What happened with my book MLK: Journey of a King was I was reading a Life Magazine that came out the week after the assassination and on it there’s a photo of him where he looks like kind of, he looks a little discouraged or disgusted. I’d never seen that photo. And inside in the back is a photo essay.
And that photo essay includes that famous image we’ve seen of the men on the balcony pointing. And I’d always seen, I’ve seen that photo a million times but I had never, I had always, I had seen that photo a million times but I had never seen it in context. And certain in my imagination it wouldn’t have been in back of the magazine, it would have been in the front. Okay, it’s in the back.
And the photo, and the photographer who wrote about that moment you know as I read the whole article he said that you know he was in the room, he was waiting to interview him and he heard a sound and he came out and he saw King fall back and it looked like the last word he said was “oh.” And I thought oh, that could have been King’s last utterance as opposed to “Oh my God,” you know something grand.

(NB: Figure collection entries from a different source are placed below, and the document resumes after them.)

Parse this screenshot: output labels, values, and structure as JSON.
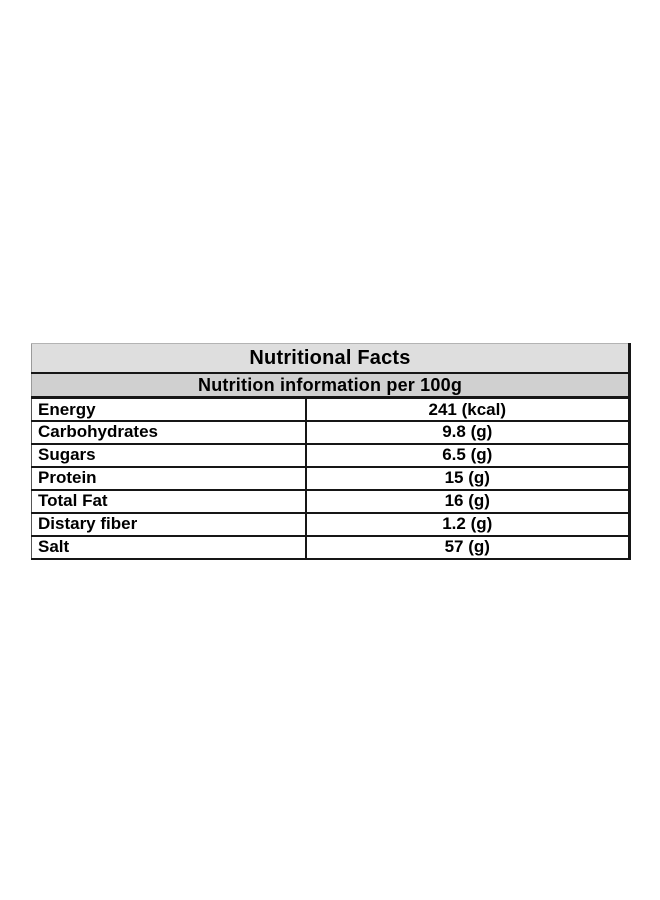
{
  "page": {
    "background": "#ffffff"
  },
  "table": {
    "title": "Nutritional Facts",
    "subtitle": "Nutrition information per 100g",
    "rows": [
      {
        "label": "Energy",
        "value": "241 (kcal)"
      },
      {
        "label": "Carbohydrates",
        "value": "9.8 (g)"
      },
      {
        "label": "Sugars",
        "value": "6.5 (g)"
      },
      {
        "label": "Protein",
        "value": "15 (g)"
      },
      {
        "label": "Total Fat",
        "value": "16 (g)"
      },
      {
        "label": "Distary fiber",
        "value": "1.2 (g)"
      },
      {
        "label": "Salt",
        "value": "57 (g)"
      }
    ],
    "colors": {
      "title_background": "#dedede",
      "subtitle_background": "#d0d0d0",
      "row_background": "#ffffff",
      "border": "#161616",
      "text": "#000000",
      "page_background": "#ffffff"
    }
  }
}
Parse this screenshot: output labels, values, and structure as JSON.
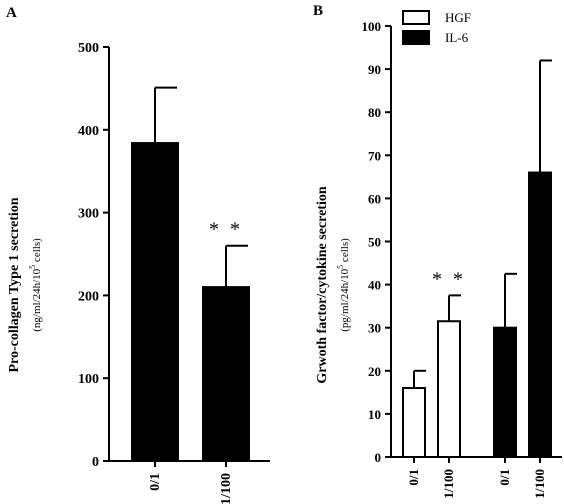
{
  "chart_data": [
    {
      "panel_label": "A",
      "type": "bar",
      "categories": [
        "0/1",
        "1/100"
      ],
      "series": [
        {
          "values": [
            384,
            210
          ],
          "errors": [
            67,
            50
          ],
          "color": "#000000"
        }
      ],
      "annotations": [
        {
          "category": "1/100",
          "text": "**"
        }
      ],
      "ylabel": "Pro-collagen Type 1 secretion",
      "ylabel_unit_prefix": "(ng/ml/24h/10",
      "ylabel_unit_sup": "5",
      "ylabel_unit_suffix": " cells)",
      "ylim": [
        0,
        500
      ],
      "yticks": [
        "0",
        "100",
        "200",
        "300",
        "400",
        "500"
      ],
      "grid": false
    },
    {
      "panel_label": "B",
      "type": "bar",
      "categories": [
        "0/1",
        "1/100",
        "0/1",
        "1/100"
      ],
      "series": [
        {
          "name": "HGF",
          "values": [
            16,
            31.5,
            null,
            null
          ],
          "errors": [
            4,
            6,
            null,
            null
          ],
          "fill": "#ffffff",
          "stroke": "#000000"
        },
        {
          "name": "IL-6",
          "values": [
            null,
            null,
            30,
            66
          ],
          "errors": [
            null,
            null,
            12.5,
            26
          ],
          "fill": "#000000",
          "stroke": "#000000"
        }
      ],
      "annotations": [
        {
          "category_index": 1,
          "text": "**"
        }
      ],
      "ylabel": "Grwoth factor/cytokine secretion",
      "ylabel_unit_prefix": "(pg/ml/24h/10",
      "ylabel_unit_sup": "5",
      "ylabel_unit_suffix": " cells)",
      "ylim": [
        0,
        100
      ],
      "yticks": [
        "0",
        "10",
        "20",
        "30",
        "40",
        "50",
        "60",
        "70",
        "80",
        "90",
        "100"
      ],
      "legend": {
        "placement": "top-left",
        "entries": [
          "HGF",
          "IL-6"
        ]
      },
      "grid": false
    }
  ]
}
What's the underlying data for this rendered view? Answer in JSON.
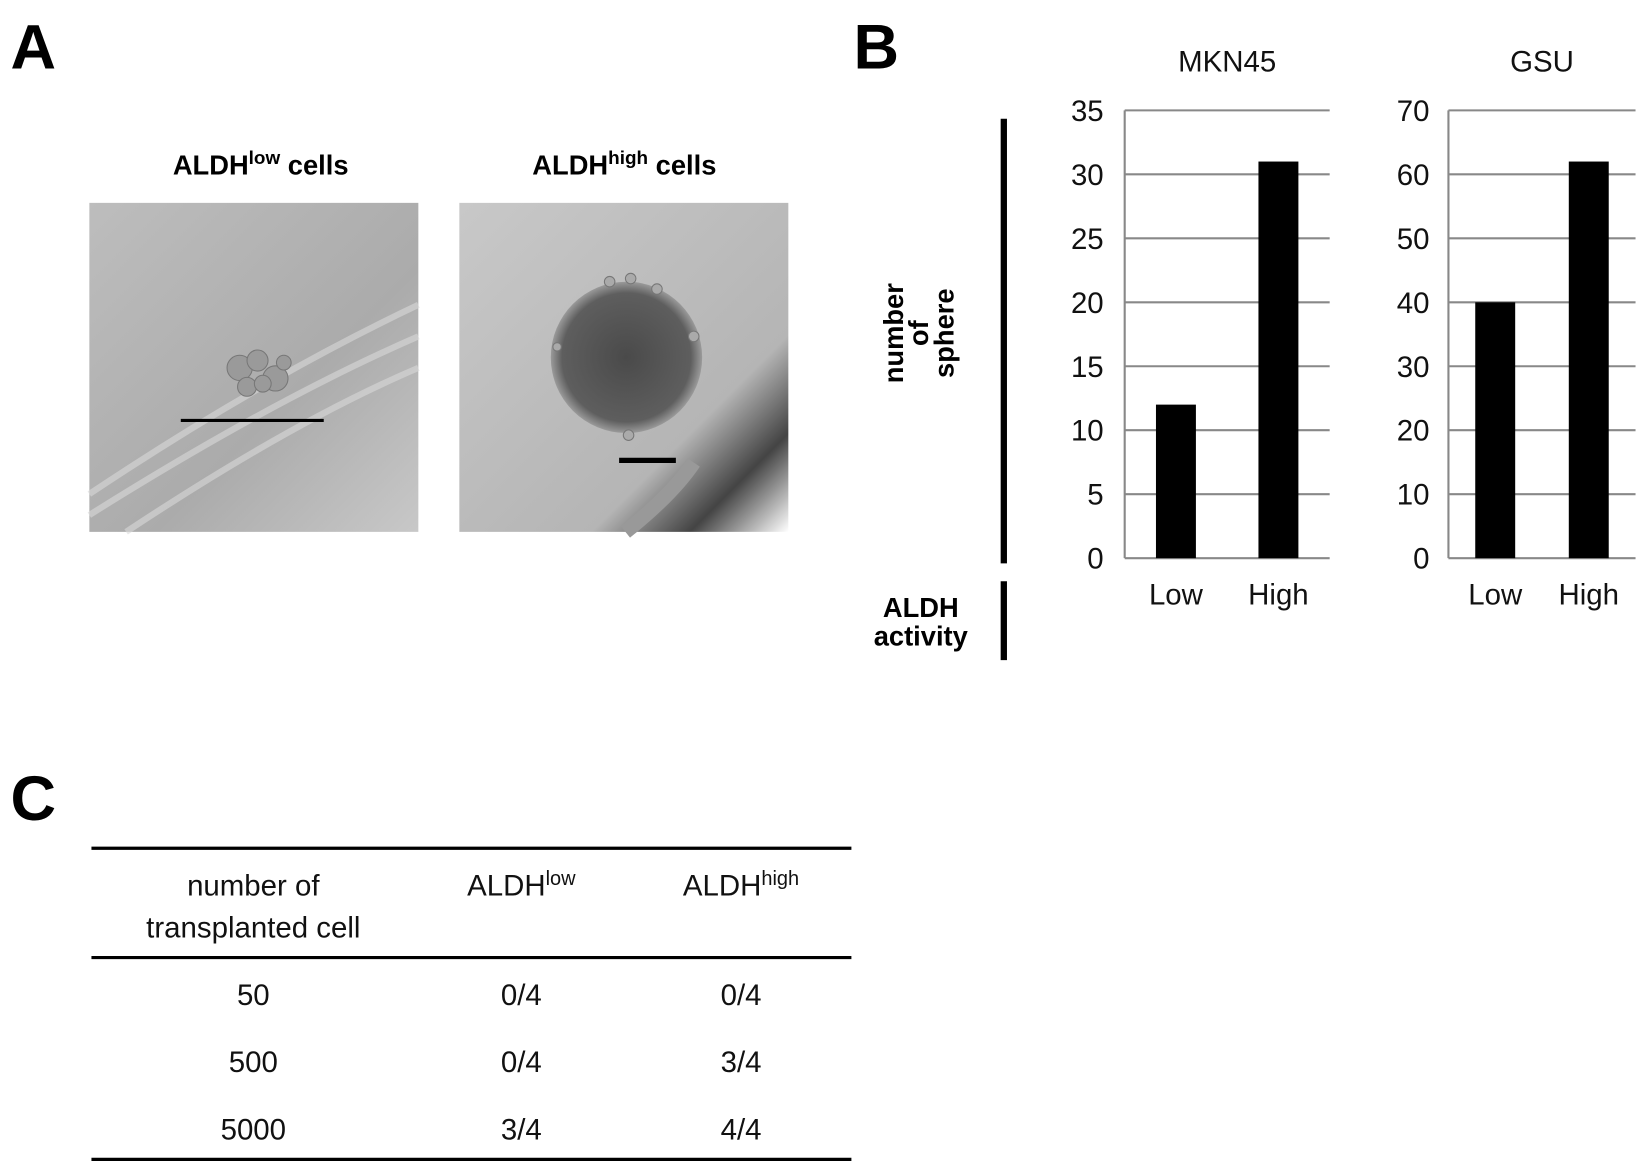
{
  "panel_a": {
    "label": "A",
    "images": [
      {
        "title": "ALDH",
        "sup": "low",
        "suffix": " cells"
      },
      {
        "title": "ALDH",
        "sup": "high",
        "suffix": " cells"
      }
    ]
  },
  "panel_b": {
    "label": "B",
    "y_label": [
      "number",
      "of",
      "sphere"
    ],
    "x_label": [
      "ALDH",
      "activity"
    ]
  },
  "chart_data": [
    {
      "type": "bar",
      "title": "MKN45",
      "categories": [
        "Low",
        "High"
      ],
      "values": [
        12,
        31
      ],
      "color": "#000000",
      "ylim": [
        0,
        35
      ],
      "yticks": [
        0,
        5,
        10,
        15,
        20,
        25,
        30,
        35
      ],
      "grid": true
    },
    {
      "type": "bar",
      "title": "GSU",
      "categories": [
        "Low",
        "High"
      ],
      "values": [
        40,
        62
      ],
      "color": "#000000",
      "ylim": [
        0,
        70
      ],
      "yticks": [
        0,
        10,
        20,
        30,
        40,
        50,
        60,
        70
      ],
      "grid": true
    }
  ],
  "panel_c": {
    "label": "C",
    "table": {
      "header": [
        [
          "number of",
          "transplanted cell"
        ],
        {
          "text": "ALDH",
          "sup": "low"
        },
        {
          "text": "ALDH",
          "sup": "high"
        }
      ],
      "rows": [
        [
          50,
          "0/4",
          "0/4"
        ],
        [
          500,
          "0/4",
          "3/4"
        ],
        [
          5000,
          "3/4",
          "4/4"
        ]
      ]
    }
  }
}
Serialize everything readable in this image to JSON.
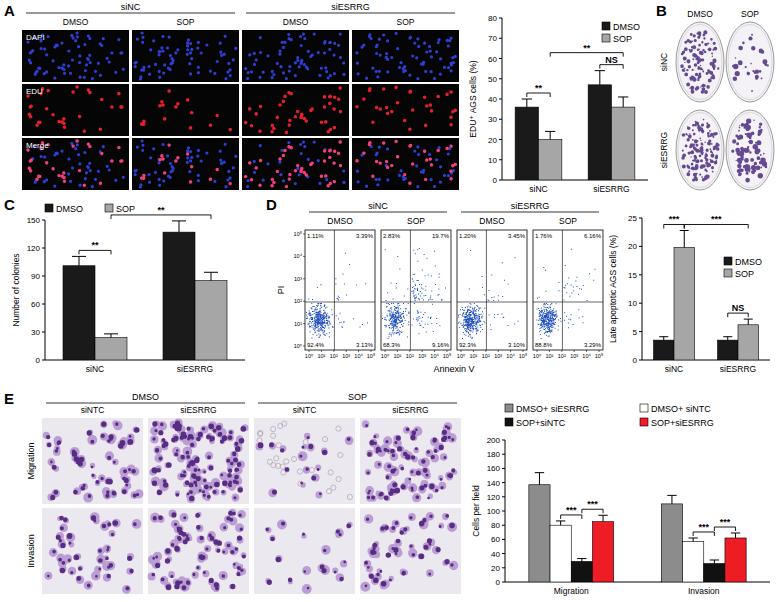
{
  "chart_data": [
    {
      "type": "bar",
      "y_label": "EDU⁺ AGS cells (%)",
      "categories": [
        "siNC",
        "siESRRG"
      ],
      "series": [
        {
          "name": "DMSO",
          "color": "#1a1a1a",
          "values": [
            36,
            47
          ],
          "errors": [
            4,
            7
          ]
        },
        {
          "name": "SOP",
          "color": "#a6a6a6",
          "values": [
            20,
            36
          ],
          "errors": [
            4,
            5
          ]
        }
      ],
      "ylim": [
        0,
        80
      ],
      "yticks": [
        0,
        10,
        20,
        30,
        40,
        50,
        60,
        70,
        80
      ],
      "legend": "upper right",
      "annotations": [
        {
          "text": "**",
          "from": [
            "siNC",
            "DMSO"
          ],
          "to": [
            "siNC",
            "SOP"
          ]
        },
        {
          "text": "NS",
          "from": [
            "siESRRG",
            "DMSO"
          ],
          "to": [
            "siESRRG",
            "SOP"
          ]
        },
        {
          "text": "**",
          "from": [
            "siNC",
            "SOP"
          ],
          "to": [
            "siESRRG",
            "SOP"
          ]
        }
      ]
    },
    {
      "type": "bar",
      "y_label": "Number of colonies",
      "categories": [
        "siNC",
        "siESRRG"
      ],
      "series": [
        {
          "name": "DMSO",
          "color": "#1a1a1a",
          "values": [
            101,
            137
          ],
          "errors": [
            10,
            12
          ]
        },
        {
          "name": "SOP",
          "color": "#a6a6a6",
          "values": [
            24,
            85
          ],
          "errors": [
            4,
            9
          ]
        }
      ],
      "ylim": [
        0,
        150
      ],
      "yticks": [
        0,
        30,
        60,
        90,
        120,
        150
      ],
      "legend": "top",
      "annotations": [
        {
          "text": "**",
          "from": [
            "siNC",
            "DMSO"
          ],
          "to": [
            "siNC",
            "SOP"
          ]
        },
        {
          "text": "**",
          "from": [
            "siNC",
            "SOP"
          ],
          "to": [
            "siESRRG",
            "SOP"
          ]
        }
      ]
    },
    {
      "type": "bar",
      "y_label": "Late apoptotic AGS cells (%)",
      "categories": [
        "siNC",
        "siESRRG"
      ],
      "series": [
        {
          "name": "DMSO",
          "color": "#1a1a1a",
          "values": [
            3.5,
            3.5
          ],
          "errors": [
            0.6,
            0.6
          ]
        },
        {
          "name": "SOP",
          "color": "#a6a6a6",
          "values": [
            19.8,
            6.2
          ],
          "errors": [
            3,
            1
          ]
        }
      ],
      "ylim": [
        0,
        25
      ],
      "yticks": [
        0,
        5,
        10,
        15,
        20,
        25
      ],
      "legend": "center right",
      "annotations": [
        {
          "text": "***",
          "from": [
            "siNC",
            "DMSO"
          ],
          "to": [
            "siNC",
            "SOP"
          ]
        },
        {
          "text": "NS",
          "from": [
            "siESRRG",
            "DMSO"
          ],
          "to": [
            "siESRRG",
            "SOP"
          ]
        },
        {
          "text": "***",
          "from": [
            "siNC",
            "SOP"
          ],
          "to": [
            "siESRRG",
            "SOP"
          ]
        }
      ]
    },
    {
      "type": "bar",
      "y_label": "Cells per field",
      "categories": [
        "Migration",
        "Invasion"
      ],
      "series": [
        {
          "name": "DMSO+ siESRRG",
          "color": "#8c8c8c",
          "values": [
            137,
            110
          ],
          "errors": [
            17,
            12
          ]
        },
        {
          "name": "DMSO+ siNTC",
          "color": "#ffffff",
          "values": [
            80,
            57
          ],
          "errors": [
            6,
            5
          ]
        },
        {
          "name": "SOP+siNTC",
          "color": "#111111",
          "values": [
            29,
            26
          ],
          "errors": [
            4,
            5
          ]
        },
        {
          "name": "SOP+siESRRG",
          "color": "#ee1c24",
          "values": [
            85,
            62
          ],
          "errors": [
            9,
            7
          ]
        }
      ],
      "ylim": [
        0,
        200
      ],
      "yticks": [
        0,
        20,
        40,
        60,
        80,
        100,
        120,
        140,
        160,
        180,
        200
      ],
      "legend": "top",
      "annotations": [
        {
          "text": "***",
          "from": [
            "Migration",
            "DMSO+ siNTC"
          ],
          "to": [
            "Migration",
            "SOP+siNTC"
          ]
        },
        {
          "text": "***",
          "from": [
            "Migration",
            "SOP+siNTC"
          ],
          "to": [
            "Migration",
            "SOP+siESRRG"
          ]
        },
        {
          "text": "***",
          "from": [
            "Invasion",
            "DMSO+ siNTC"
          ],
          "to": [
            "Invasion",
            "SOP+siNTC"
          ]
        },
        {
          "text": "***",
          "from": [
            "Invasion",
            "SOP+siNTC"
          ],
          "to": [
            "Invasion",
            "SOP+siESRRG"
          ]
        }
      ]
    }
  ],
  "panels": [
    {
      "label": "A",
      "groups": [
        "siNC",
        "siESRRG"
      ],
      "columns": [
        "DMSO",
        "SOP",
        "DMSO",
        "SOP"
      ],
      "rows": [
        "DAPI",
        "EDU",
        "Merge"
      ]
    },
    {
      "label": "B",
      "columns": [
        "DMSO",
        "SOP"
      ],
      "rows": [
        "siNC",
        "siESRRG"
      ]
    },
    {
      "label": "C"
    },
    {
      "label": "D",
      "groups": [
        "siNC",
        "siESRRG"
      ],
      "columns": [
        "DMSO",
        "SOP",
        "DMSO",
        "SOP"
      ],
      "x_label": "Annexin V",
      "y_label": "PI",
      "ticks": [
        "10⁰",
        "10¹",
        "10²",
        "10³",
        "10⁴",
        "10⁵"
      ],
      "quadrants": [
        [
          "1.11%",
          "3.39%",
          "92.4%",
          "3.13%"
        ],
        [
          "2.83%",
          "19.7%",
          "68.3%",
          "9.16%"
        ],
        [
          "1.20%",
          "3.45%",
          "92.3%",
          "3.10%"
        ],
        [
          "1.76%",
          "6.16%",
          "88.8%",
          "3.29%"
        ]
      ]
    },
    {
      "label": "E",
      "groups": [
        "DMSO",
        "SOP"
      ],
      "columns": [
        "siNTC",
        "siESRRG",
        "siNTC",
        "siESRRG"
      ],
      "rows": [
        "Migration",
        "Invasion"
      ]
    }
  ]
}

And that simple oh, I said I want to start with this moment. So sometimes during the research I find where I want to open and then when I found that I said I want to end with oh, that was going to be the structure. I’m going to start with that moment oh and go back through his life and then bring readers back to that moment on the balcony of Lorraine Motel and the last word of the book is oh.
So it’s, I really believe when the student is ready, the teacher appears. I mean, there’s a sort of magic, it’s a creative process even when it’s non-fiction. For some reason with W.E.B. DuBois it came to me probably because I knew he wrote and wrote and wrote and wrote that every chapter would open with a quote from him, where he was in his life. So I really think, I write my way in, in other words.
I know some writers can do outlines, I cannot do outlines. I can do an outline, but the finished book will be nothing like the outline. With my book on reconstruction what I wrote as the first chapter became the first chapter. So yeah, I write my way in and I hit a dead end and I’m like okay this is not working. And the wonder of computers is you don’t feel so bad about cutting because you say I’ll save it and use it later, I’ll save it and use it in another book.
Even if you don’t, but you feel like the writing wasn’t in vain. A mentor friend of mine, Charles Johnson, author of Middle Passage, National Book Award winner, he once told me on one of his books that, I’m making it up, maybe it ended up being 30, 40,000 words that he wrote something like 200,000 words for what became 30, 40,000, 50,000 words. So I have long ago accepted that writing is writing and writing and writing and writing.
And you don’t look in terms of the economy of it like you know, I’ve done … if you have to write 30 pages to get a good five pages then that’s what you have to do. And those other 25 pages was not a waste of your time, it was process.